In 2016, Air Canada launched its ‘Embarq’ programme, the aim of which was to help “cash-strapped” millennials go on a honeymoon, business trip or adventure by collecting small donations from friends, family, and even total strangers – which the participant received as an Air Canada e-gift card.

Meanwhile at the end of last year, Virgin Atlantic ran a “Where I want for Christmas” initiative, which encourages Brits to ask friends and family members for contributions towards flights and holidays instead of unwanted Christmas presents.

However in fairness, both these campaigns worked slightly differently to the Joon one, in that the eventual recipient decided where s/he wanted to go and asked friends and families for donations and present money.

The Joon idea works the other way around, groups of friends or relatives initiate the group gift and the “paper plane” (or flight voucher to call it what it really is) can be used anywhere on the Joon network.

Social Airline Not Very Social?

When looking at the Joon Paperplane campaign, we tried to find posts on Joon’s Facebook page to tell us more about it.

To our surprise, it looks as if Joon has only posted twice on Facebook in 2018, which is strange for an airline that sold itself as being modern and youthful.

Sure, Facebook is losing popularity among younger consumers, but it is still the world’s largest social network, and something no airline can afford to ignore.
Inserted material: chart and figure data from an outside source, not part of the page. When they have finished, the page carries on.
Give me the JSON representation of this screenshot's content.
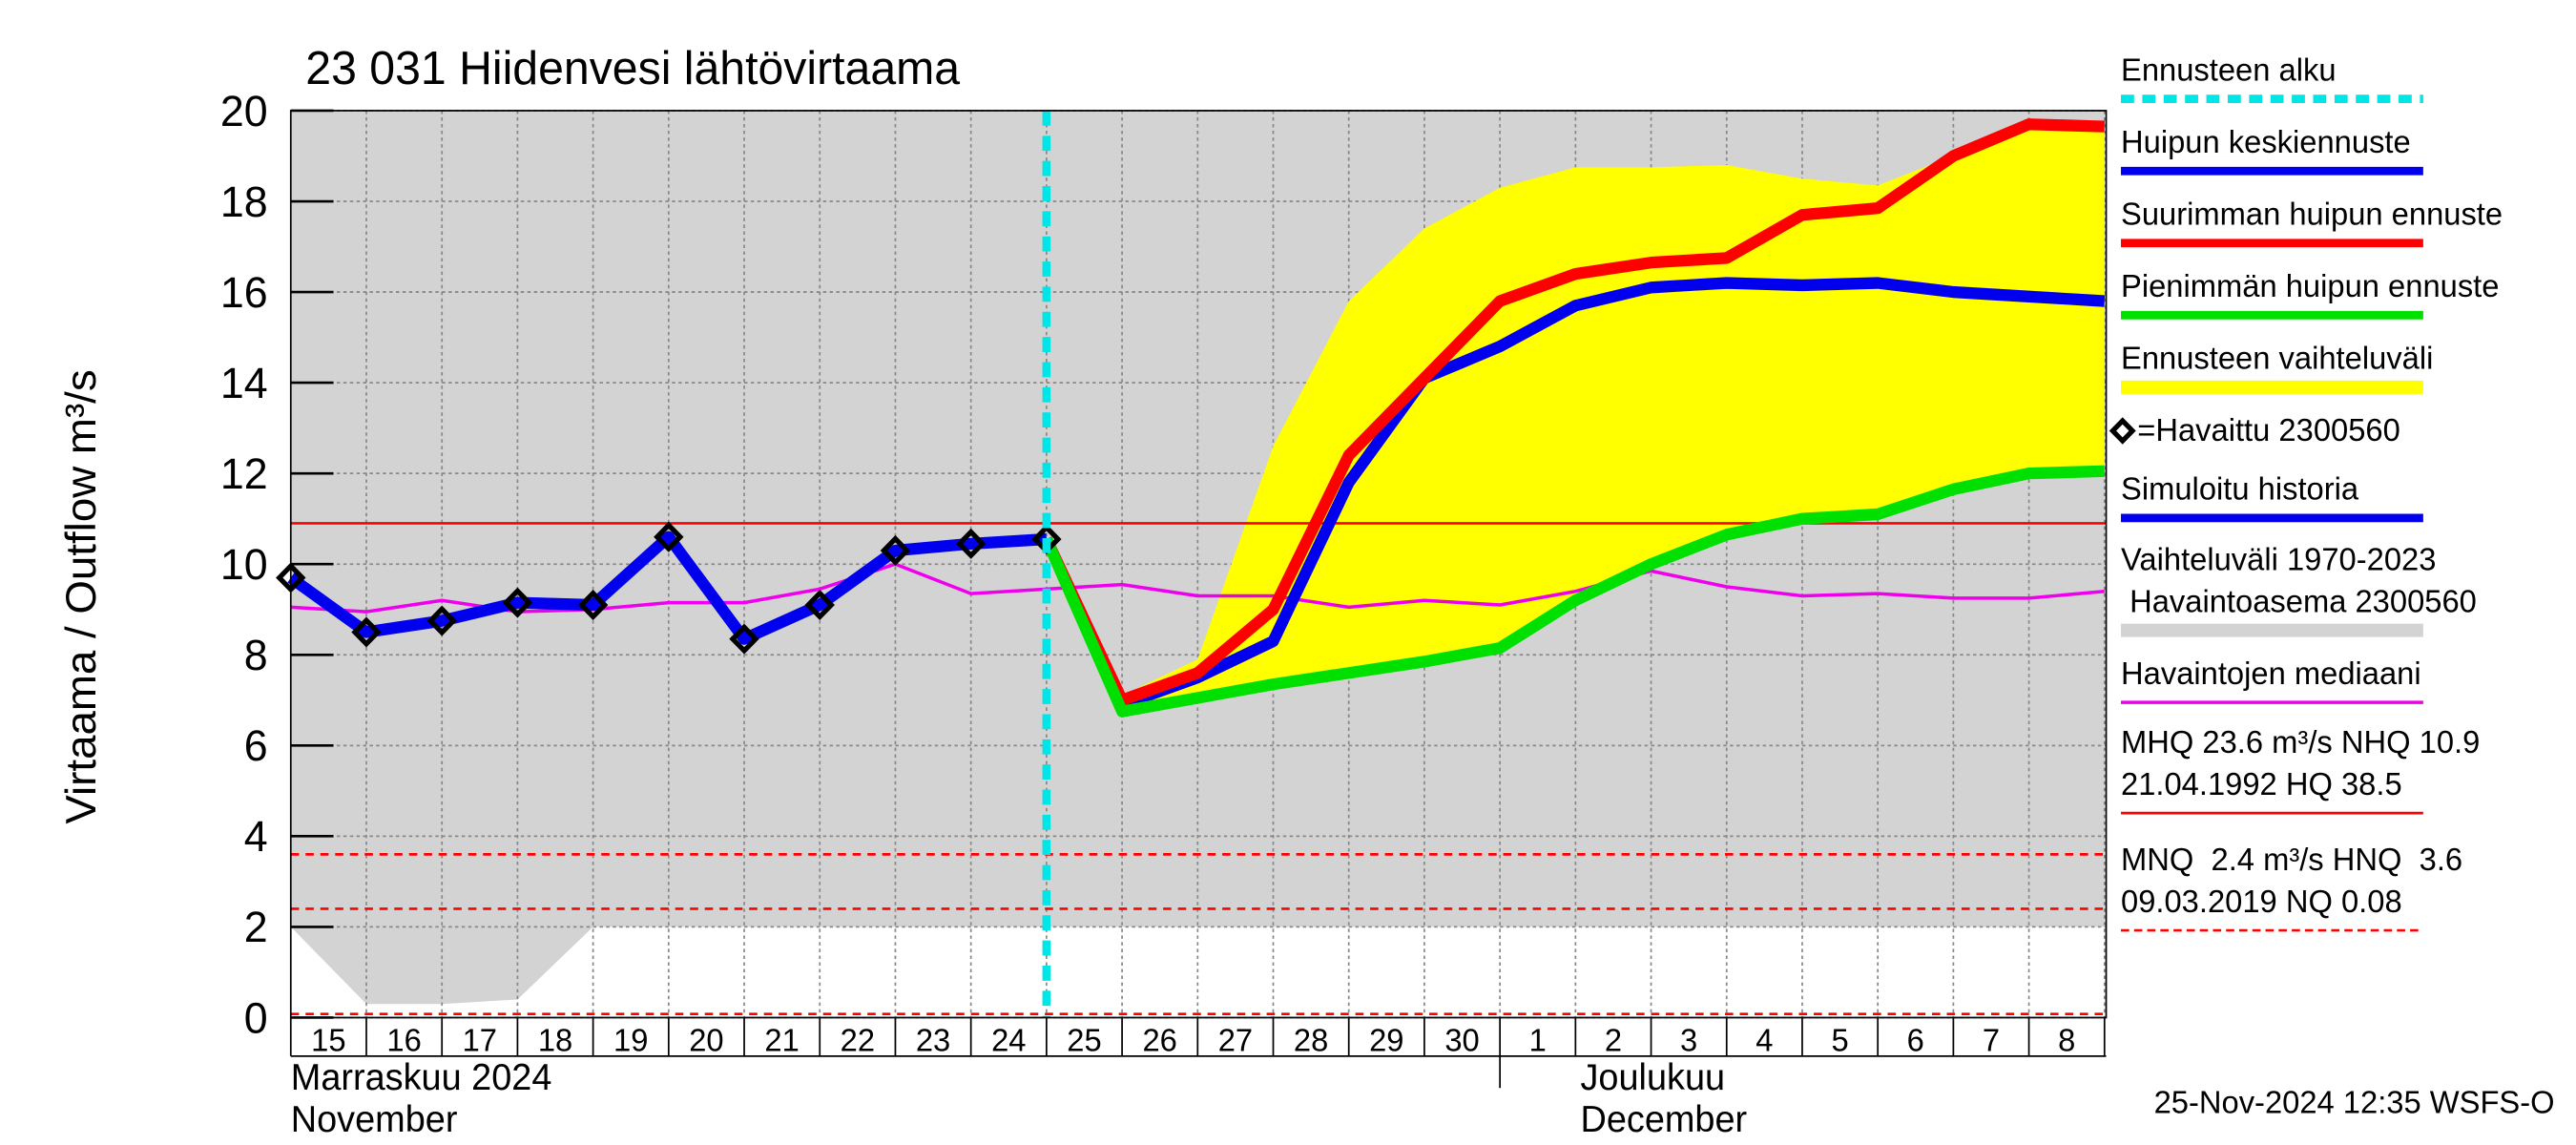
{
  "chart_data": {
    "type": "line",
    "title": "23 031 Hiidenvesi lähtövirtaama",
    "y_label": "Virtaama / Outflow   m³/s",
    "timestamp": "25-Nov-2024 12:35 WSFS-O",
    "categories": [
      "15",
      "16",
      "17",
      "18",
      "19",
      "20",
      "21",
      "22",
      "23",
      "24",
      "25",
      "26",
      "27",
      "28",
      "29",
      "30",
      "1",
      "2",
      "3",
      "4",
      "5",
      "6",
      "7",
      "8",
      null
    ],
    "x_groups": [
      {
        "labels": [
          "Marraskuu 2024",
          "November"
        ],
        "start": 0
      },
      {
        "labels": [
          "Joulukuu",
          "December"
        ],
        "start": 16
      }
    ],
    "ylim": [
      0,
      20
    ],
    "yticks": [
      0,
      2,
      4,
      6,
      8,
      10,
      12,
      14,
      16,
      18,
      20
    ],
    "grid": true,
    "forecast_start": {
      "name": "Ennusteen alku",
      "color": "#00e5e5",
      "x": 10
    },
    "series": [
      {
        "name": "Huipun keskiennuste",
        "kind": "line",
        "color": "#0000ee",
        "values": [
          null,
          null,
          null,
          null,
          null,
          null,
          null,
          null,
          null,
          null,
          10.55,
          6.9,
          7.5,
          8.3,
          11.8,
          14.1,
          14.8,
          15.7,
          16.1,
          16.2,
          16.15,
          16.2,
          16.0,
          15.9,
          15.8
        ]
      },
      {
        "name": "Suurimman huipun ennuste",
        "kind": "line",
        "color": "#ff0000",
        "values": [
          null,
          null,
          null,
          null,
          null,
          null,
          null,
          null,
          null,
          null,
          10.55,
          7.0,
          7.6,
          9.0,
          12.4,
          14.1,
          15.8,
          16.4,
          16.65,
          16.75,
          17.7,
          17.85,
          19.0,
          19.7,
          19.65
        ]
      },
      {
        "name": "Pienimmän huipun ennuste",
        "kind": "line",
        "color": "#00e000",
        "values": [
          null,
          null,
          null,
          null,
          null,
          null,
          null,
          null,
          null,
          null,
          10.55,
          6.75,
          7.05,
          7.35,
          7.6,
          7.85,
          8.15,
          9.2,
          10.0,
          10.65,
          11.0,
          11.1,
          11.65,
          12.0,
          12.05
        ]
      },
      {
        "name": "Ennusteen vaihteluväli",
        "kind": "band",
        "color": "#ffff00",
        "lower": [
          null,
          null,
          null,
          null,
          null,
          null,
          null,
          null,
          null,
          null,
          10.55,
          6.75,
          7.05,
          7.35,
          7.6,
          7.85,
          8.15,
          9.2,
          10.0,
          10.65,
          11.0,
          11.1,
          11.65,
          12.0,
          12.05
        ],
        "upper": [
          null,
          null,
          null,
          null,
          null,
          null,
          null,
          null,
          null,
          null,
          10.55,
          7.1,
          7.9,
          12.6,
          15.8,
          17.4,
          18.3,
          18.75,
          18.75,
          18.8,
          18.5,
          18.35,
          19.0,
          19.7,
          19.65
        ]
      },
      {
        "name": "=Havaittu 2300560",
        "kind": "markers",
        "color": "#000000",
        "values": [
          9.7,
          8.5,
          8.75,
          9.15,
          9.1,
          10.6,
          8.35,
          9.1,
          10.3,
          10.45,
          10.55,
          null,
          null,
          null,
          null,
          null,
          null,
          null,
          null,
          null,
          null,
          null,
          null,
          null,
          null
        ]
      },
      {
        "name": "Simuloitu historia",
        "kind": "line",
        "color": "#0000ee",
        "values": [
          9.7,
          8.5,
          8.75,
          9.15,
          9.1,
          10.6,
          8.35,
          9.1,
          10.3,
          10.45,
          10.55,
          null,
          null,
          null,
          null,
          null,
          null,
          null,
          null,
          null,
          null,
          null,
          null,
          null,
          null
        ]
      },
      {
        "name": [
          "Vaihteluväli 1970-2023",
          " Havaintoasema 2300560"
        ],
        "kind": "band",
        "color": "#d3d3d3",
        "lower": [
          2.0,
          0.3,
          0.3,
          0.4,
          2.0,
          2.0,
          2.0,
          2.0,
          2.0,
          2.0,
          2.0,
          2.0,
          2.0,
          2.0,
          2.0,
          2.0,
          2.0,
          2.0,
          2.0,
          2.0,
          2.0,
          2.0,
          2.0,
          2.0,
          2.0
        ],
        "upper": [
          20,
          20,
          20,
          20,
          20,
          20,
          20,
          20,
          20,
          20,
          20,
          20,
          20,
          20,
          20,
          20,
          20,
          20,
          20,
          20,
          20,
          20,
          20,
          20,
          20
        ]
      },
      {
        "name": "Havaintojen mediaani",
        "kind": "thin",
        "color": "#ee00ee",
        "values": [
          9.05,
          8.95,
          9.2,
          8.95,
          9.0,
          9.15,
          9.15,
          9.45,
          10.0,
          9.35,
          9.45,
          9.55,
          9.3,
          9.3,
          9.05,
          9.2,
          9.1,
          9.4,
          9.85,
          9.5,
          9.3,
          9.35,
          9.25,
          9.25,
          9.4
        ]
      }
    ],
    "reference_lines": [
      {
        "name": [
          "MHQ 23.6 m³/s NHQ 10.9",
          "21.04.1992 HQ 38.5"
        ],
        "color": "#ff0000",
        "dashed": false,
        "values": [
          10.9
        ]
      },
      {
        "name": [
          "MNQ  2.4 m³/s HNQ  3.6",
          "09.03.2019 NQ 0.08"
        ],
        "color": "#ff0000",
        "dashed": true,
        "values": [
          3.6,
          2.4,
          0.08
        ]
      }
    ]
  }
}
Joon’s Instagram and Twitter activity is somewhat more active, though there seem to be gaps, especially during the latter part of May.

Key Take-Away

SimpliFlying CEO Shashank Nigam devoted his June 7th SimpliLive show to Joon. In it, he called Joon “as confused as an airline brand can get” in that it seems to be centred on tactical stunts and gimmicks and not strategy.

Paperplane falls into that category, it’s a nice idea, but there’s little to underpin it. There is no support for the idea on Joon’s channels. As Shashank Nigam said in his video, “marketing is consistency”, and it’s lacking here.